I had a student come to me with essentially the same problem over two years and each time I helped her she was in refusal to listen as she stressed herself to just make it work now. Her problem was that she never took the time to do the basics and rejected any learning opportunity as it stared her in the face.
You get results over time if you dedicate yourself to just doing the thing. For many subjects there is no shortcut, no way to walk the path without actually walking it. Every time you encounter an issue there is a learning opportunity. Use it.
You follow a tutorial to do something, feel happy about it. Then you start a new project to put your new skills to good use and... Blank. No idea where to start, no idea how to proceed.
It's so important to build stuff, using references is fine, but following tutorials is not the way forward! You have to work on your own without the training wheels.
In my experience most people can do this, if they think about it a bit — identify the thing they want to learn and find a tutorial for it. Which is amazing, really; this sort of meta-knowledge is a remarkable human concept.
For me it is. Even in my domain where I’m an expert and it’s fun, it only is if I’m working on something interesting.
Sometimes distraction is the main issue when it comes to having ideas.
I get stuck into this mentality of "I need to learn and master X, Y and Z before I can even start building my dream"
Would be much better served by just building whatever and learning the skill
Once you're a little more confident (you know a bit, but not much) I suggest to modify the tutorial as you follow along, that makes the tutorial harder and gives you small challenges to overcome while still giving you general guard rails.
Then as soon as you're dangerous enough to be let loose you should pick your own projects that are slightly above your skill level. Maybe try different approaches if you're unhappy with the first result.
When I wanted to improve my comic drawing skills ca. 2009 I started drawing and publishing a daily webcomic strip for a year. That really helped.
But tutorials remain useful even if you're advanced or a pro. E.g. if you use blender a lot and a new feature comes around watching a tutorial on it is a very efficient way of getting up to speed. Of course you will watch tutorials differently from a beginner, you will pick up on different things etc.
The best way to learn is a serious project with a deadline, but if you have that deadline it will make you wish you had watched some tutorials when you had the time. Source: I teach this kind of stuff at the university level for 6 years now.

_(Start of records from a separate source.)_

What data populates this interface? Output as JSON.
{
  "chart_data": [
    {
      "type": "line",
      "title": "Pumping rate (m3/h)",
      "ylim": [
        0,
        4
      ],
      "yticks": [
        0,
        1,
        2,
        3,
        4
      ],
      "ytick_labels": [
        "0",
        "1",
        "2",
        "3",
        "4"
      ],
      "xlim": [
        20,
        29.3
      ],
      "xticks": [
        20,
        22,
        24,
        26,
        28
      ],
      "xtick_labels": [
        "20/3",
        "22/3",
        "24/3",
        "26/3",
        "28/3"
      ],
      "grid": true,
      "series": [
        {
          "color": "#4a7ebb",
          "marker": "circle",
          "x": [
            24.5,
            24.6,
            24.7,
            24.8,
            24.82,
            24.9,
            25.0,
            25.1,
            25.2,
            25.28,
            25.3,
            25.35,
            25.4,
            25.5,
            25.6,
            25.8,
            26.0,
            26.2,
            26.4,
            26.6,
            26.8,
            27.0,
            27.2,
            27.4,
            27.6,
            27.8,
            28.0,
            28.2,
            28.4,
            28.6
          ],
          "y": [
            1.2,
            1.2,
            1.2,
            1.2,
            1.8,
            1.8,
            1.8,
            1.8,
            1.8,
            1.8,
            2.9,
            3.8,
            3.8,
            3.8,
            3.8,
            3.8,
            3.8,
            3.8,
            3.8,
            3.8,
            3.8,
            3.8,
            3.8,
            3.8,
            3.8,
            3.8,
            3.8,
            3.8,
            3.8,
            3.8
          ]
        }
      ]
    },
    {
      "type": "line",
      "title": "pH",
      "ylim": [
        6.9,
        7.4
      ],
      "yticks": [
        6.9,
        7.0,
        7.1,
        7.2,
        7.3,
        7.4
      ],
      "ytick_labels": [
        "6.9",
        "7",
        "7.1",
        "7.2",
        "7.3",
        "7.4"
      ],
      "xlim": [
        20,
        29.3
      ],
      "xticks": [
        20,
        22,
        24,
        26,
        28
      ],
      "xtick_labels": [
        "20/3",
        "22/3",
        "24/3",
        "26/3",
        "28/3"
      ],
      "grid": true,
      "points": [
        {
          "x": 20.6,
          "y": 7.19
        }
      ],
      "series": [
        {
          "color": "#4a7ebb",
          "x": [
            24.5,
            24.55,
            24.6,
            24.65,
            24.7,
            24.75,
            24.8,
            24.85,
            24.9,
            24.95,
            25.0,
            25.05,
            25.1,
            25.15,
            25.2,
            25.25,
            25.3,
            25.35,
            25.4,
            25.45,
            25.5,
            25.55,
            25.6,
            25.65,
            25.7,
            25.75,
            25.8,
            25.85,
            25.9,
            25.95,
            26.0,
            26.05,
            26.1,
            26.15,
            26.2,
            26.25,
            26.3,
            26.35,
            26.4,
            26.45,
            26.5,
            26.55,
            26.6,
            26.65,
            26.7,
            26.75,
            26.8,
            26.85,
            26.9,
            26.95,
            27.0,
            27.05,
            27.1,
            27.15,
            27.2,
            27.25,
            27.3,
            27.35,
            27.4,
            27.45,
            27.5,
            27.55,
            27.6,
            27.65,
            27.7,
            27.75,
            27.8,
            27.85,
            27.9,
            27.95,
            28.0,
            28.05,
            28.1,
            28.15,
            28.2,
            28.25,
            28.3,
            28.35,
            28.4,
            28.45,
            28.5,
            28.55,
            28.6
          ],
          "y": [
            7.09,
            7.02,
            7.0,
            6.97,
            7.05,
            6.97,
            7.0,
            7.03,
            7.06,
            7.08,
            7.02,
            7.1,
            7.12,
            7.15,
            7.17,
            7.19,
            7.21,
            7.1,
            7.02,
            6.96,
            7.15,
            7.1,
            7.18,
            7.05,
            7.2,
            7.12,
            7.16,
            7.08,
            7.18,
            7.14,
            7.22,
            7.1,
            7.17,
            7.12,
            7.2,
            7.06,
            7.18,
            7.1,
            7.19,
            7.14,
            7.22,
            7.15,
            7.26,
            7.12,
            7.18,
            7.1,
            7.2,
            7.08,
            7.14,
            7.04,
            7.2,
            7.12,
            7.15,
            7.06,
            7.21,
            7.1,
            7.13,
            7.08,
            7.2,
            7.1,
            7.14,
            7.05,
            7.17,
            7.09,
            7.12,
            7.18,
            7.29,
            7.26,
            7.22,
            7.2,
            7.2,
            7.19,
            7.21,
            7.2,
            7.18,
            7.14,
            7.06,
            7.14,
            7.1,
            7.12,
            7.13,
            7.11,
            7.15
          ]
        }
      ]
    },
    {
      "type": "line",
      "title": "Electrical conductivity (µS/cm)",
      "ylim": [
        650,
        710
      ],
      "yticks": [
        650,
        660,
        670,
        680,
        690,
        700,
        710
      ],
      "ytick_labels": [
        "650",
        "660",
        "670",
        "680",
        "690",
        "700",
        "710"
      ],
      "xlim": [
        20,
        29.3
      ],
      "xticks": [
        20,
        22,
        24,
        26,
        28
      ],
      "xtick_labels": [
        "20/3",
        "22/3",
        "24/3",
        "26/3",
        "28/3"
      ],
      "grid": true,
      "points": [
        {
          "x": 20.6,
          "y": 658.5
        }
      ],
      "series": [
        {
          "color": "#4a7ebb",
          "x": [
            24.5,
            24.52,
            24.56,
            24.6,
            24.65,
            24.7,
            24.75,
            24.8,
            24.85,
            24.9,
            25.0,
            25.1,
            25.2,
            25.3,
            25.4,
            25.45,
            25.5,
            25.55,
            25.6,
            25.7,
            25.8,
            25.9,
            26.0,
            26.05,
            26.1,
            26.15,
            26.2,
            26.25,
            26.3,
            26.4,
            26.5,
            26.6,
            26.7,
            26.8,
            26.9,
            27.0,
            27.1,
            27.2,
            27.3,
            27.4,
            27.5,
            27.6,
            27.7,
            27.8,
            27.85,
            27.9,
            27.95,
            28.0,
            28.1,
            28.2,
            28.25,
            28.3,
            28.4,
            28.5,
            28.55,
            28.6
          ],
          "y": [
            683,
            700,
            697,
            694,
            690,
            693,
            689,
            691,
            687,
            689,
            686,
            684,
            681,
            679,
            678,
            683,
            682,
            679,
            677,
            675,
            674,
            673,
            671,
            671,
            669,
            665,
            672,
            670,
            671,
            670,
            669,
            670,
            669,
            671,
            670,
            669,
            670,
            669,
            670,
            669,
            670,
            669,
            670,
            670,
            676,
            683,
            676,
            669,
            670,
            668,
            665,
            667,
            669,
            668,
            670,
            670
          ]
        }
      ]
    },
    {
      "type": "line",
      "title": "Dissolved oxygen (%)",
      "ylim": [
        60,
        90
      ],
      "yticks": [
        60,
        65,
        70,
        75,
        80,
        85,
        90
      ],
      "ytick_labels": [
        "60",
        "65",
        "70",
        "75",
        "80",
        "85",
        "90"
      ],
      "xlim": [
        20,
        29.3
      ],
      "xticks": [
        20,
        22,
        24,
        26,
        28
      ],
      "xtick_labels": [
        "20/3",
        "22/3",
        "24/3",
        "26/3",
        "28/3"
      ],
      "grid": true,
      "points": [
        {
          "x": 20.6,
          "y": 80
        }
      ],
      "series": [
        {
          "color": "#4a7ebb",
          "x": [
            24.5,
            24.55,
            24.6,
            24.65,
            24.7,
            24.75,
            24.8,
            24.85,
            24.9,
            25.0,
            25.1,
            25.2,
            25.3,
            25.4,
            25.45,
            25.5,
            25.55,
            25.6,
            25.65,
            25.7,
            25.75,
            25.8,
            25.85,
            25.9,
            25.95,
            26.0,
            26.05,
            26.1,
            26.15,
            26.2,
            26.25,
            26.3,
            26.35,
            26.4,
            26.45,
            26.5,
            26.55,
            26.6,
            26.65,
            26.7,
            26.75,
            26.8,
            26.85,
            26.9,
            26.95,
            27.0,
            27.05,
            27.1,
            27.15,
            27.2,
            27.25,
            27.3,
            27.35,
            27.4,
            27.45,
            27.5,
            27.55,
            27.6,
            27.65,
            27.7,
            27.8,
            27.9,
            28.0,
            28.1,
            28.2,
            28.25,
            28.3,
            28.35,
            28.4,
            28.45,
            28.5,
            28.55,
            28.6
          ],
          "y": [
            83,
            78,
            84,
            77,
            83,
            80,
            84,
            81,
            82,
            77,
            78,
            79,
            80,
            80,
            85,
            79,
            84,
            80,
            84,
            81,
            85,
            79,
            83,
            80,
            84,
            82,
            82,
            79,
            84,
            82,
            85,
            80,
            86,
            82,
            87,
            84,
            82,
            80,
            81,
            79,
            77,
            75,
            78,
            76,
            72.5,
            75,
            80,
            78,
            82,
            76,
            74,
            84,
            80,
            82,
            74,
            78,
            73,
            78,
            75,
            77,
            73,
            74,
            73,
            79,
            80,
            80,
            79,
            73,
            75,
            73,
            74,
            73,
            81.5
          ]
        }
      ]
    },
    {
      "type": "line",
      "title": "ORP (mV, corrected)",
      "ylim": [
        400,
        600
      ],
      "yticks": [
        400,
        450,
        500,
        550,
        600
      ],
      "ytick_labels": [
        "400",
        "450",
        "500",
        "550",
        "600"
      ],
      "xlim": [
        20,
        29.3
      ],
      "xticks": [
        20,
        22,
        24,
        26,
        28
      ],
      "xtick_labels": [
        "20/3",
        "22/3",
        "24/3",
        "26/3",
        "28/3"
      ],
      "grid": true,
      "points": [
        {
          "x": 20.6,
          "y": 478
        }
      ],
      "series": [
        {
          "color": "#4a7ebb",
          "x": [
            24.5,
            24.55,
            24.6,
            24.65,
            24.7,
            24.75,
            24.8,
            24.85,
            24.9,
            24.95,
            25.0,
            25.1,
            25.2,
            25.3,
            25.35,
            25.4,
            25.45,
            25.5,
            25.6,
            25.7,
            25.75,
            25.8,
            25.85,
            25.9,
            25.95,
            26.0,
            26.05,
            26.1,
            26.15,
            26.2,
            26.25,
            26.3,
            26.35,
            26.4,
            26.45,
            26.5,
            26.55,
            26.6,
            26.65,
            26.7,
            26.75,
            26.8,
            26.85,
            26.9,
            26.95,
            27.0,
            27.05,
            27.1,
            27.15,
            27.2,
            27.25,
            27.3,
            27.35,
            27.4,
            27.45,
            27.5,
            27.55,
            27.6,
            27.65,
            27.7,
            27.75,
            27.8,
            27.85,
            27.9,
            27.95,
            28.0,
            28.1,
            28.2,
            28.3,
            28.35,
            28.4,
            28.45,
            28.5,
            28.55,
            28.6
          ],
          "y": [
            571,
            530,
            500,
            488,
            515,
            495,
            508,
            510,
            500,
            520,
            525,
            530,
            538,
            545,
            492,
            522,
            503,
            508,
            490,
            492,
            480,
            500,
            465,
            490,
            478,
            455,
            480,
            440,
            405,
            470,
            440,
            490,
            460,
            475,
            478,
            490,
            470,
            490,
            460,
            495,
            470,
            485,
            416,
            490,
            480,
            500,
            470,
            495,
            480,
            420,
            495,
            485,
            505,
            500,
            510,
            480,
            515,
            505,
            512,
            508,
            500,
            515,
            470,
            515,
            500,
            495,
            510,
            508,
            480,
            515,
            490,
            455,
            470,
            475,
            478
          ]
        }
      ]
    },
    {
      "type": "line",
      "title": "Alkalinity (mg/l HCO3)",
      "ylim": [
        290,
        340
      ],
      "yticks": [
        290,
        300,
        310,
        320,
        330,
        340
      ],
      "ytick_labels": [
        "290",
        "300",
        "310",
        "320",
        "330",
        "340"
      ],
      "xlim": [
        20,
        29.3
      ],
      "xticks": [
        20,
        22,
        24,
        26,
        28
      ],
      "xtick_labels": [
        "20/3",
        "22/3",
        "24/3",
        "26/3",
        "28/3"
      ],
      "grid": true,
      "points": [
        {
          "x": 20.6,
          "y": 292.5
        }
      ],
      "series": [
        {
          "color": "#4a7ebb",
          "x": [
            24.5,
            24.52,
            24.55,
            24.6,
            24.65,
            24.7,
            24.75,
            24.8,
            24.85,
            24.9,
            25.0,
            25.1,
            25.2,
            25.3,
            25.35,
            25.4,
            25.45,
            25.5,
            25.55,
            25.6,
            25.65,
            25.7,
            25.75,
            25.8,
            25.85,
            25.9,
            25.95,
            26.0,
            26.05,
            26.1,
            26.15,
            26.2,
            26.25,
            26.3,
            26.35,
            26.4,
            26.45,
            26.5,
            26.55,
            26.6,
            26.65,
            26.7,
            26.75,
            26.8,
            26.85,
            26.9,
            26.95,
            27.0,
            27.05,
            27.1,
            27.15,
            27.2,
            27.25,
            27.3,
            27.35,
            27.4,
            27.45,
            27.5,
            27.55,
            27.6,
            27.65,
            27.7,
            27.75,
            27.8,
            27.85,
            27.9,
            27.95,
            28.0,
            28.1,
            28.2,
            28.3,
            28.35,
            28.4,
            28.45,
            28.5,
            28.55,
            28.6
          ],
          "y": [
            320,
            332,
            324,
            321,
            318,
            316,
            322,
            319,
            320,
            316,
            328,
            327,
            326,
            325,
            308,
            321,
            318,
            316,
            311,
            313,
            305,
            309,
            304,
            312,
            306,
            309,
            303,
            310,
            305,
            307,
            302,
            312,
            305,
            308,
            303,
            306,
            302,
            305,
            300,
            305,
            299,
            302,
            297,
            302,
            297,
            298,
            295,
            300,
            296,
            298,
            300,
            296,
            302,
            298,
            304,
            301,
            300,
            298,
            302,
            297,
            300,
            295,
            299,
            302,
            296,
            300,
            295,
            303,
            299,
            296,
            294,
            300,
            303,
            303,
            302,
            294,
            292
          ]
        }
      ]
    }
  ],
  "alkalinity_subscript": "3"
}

You absulutely CAN meaningfully pickup things in a day or two, especially with modern AI agents. 3D modeling is a good example, it is not that difficult! It takes some preparation not to be blocked, and good hardware, but when you actually start it goes fast.
You need a concrete goals, not some nebulous plan to learm one hour a day for years.
Do you people have to mention AI in every single subject.
In the case of 3d modeling, it did initial research, prepared software, prepared a few prototypes to kick start, prepared validation checklist, and found some tutorial videos for me.
I am learning a bit of 3D modeling in Blender so I can mod games that I like (just for private use), I do get stuck sometimes on the silliest things and Blender docs don’t help, but neither did LLMs tbf when I tried to troubleshoot issues with them. I wonder how I can make it a bit less tedious.
My goal was to create 3d shapes out of math curves. LLM wrote bunch of scripts, that generated 3d models for me.
Usual problem with LLM is that it needs good grip and traction on problem, to actually work. It is fine with text and code, and images, not so much with 3d objects.
Not sure whst is your workflow, but perhaps give llm ability to see rendered game without your help. It is a problem with integration and automation.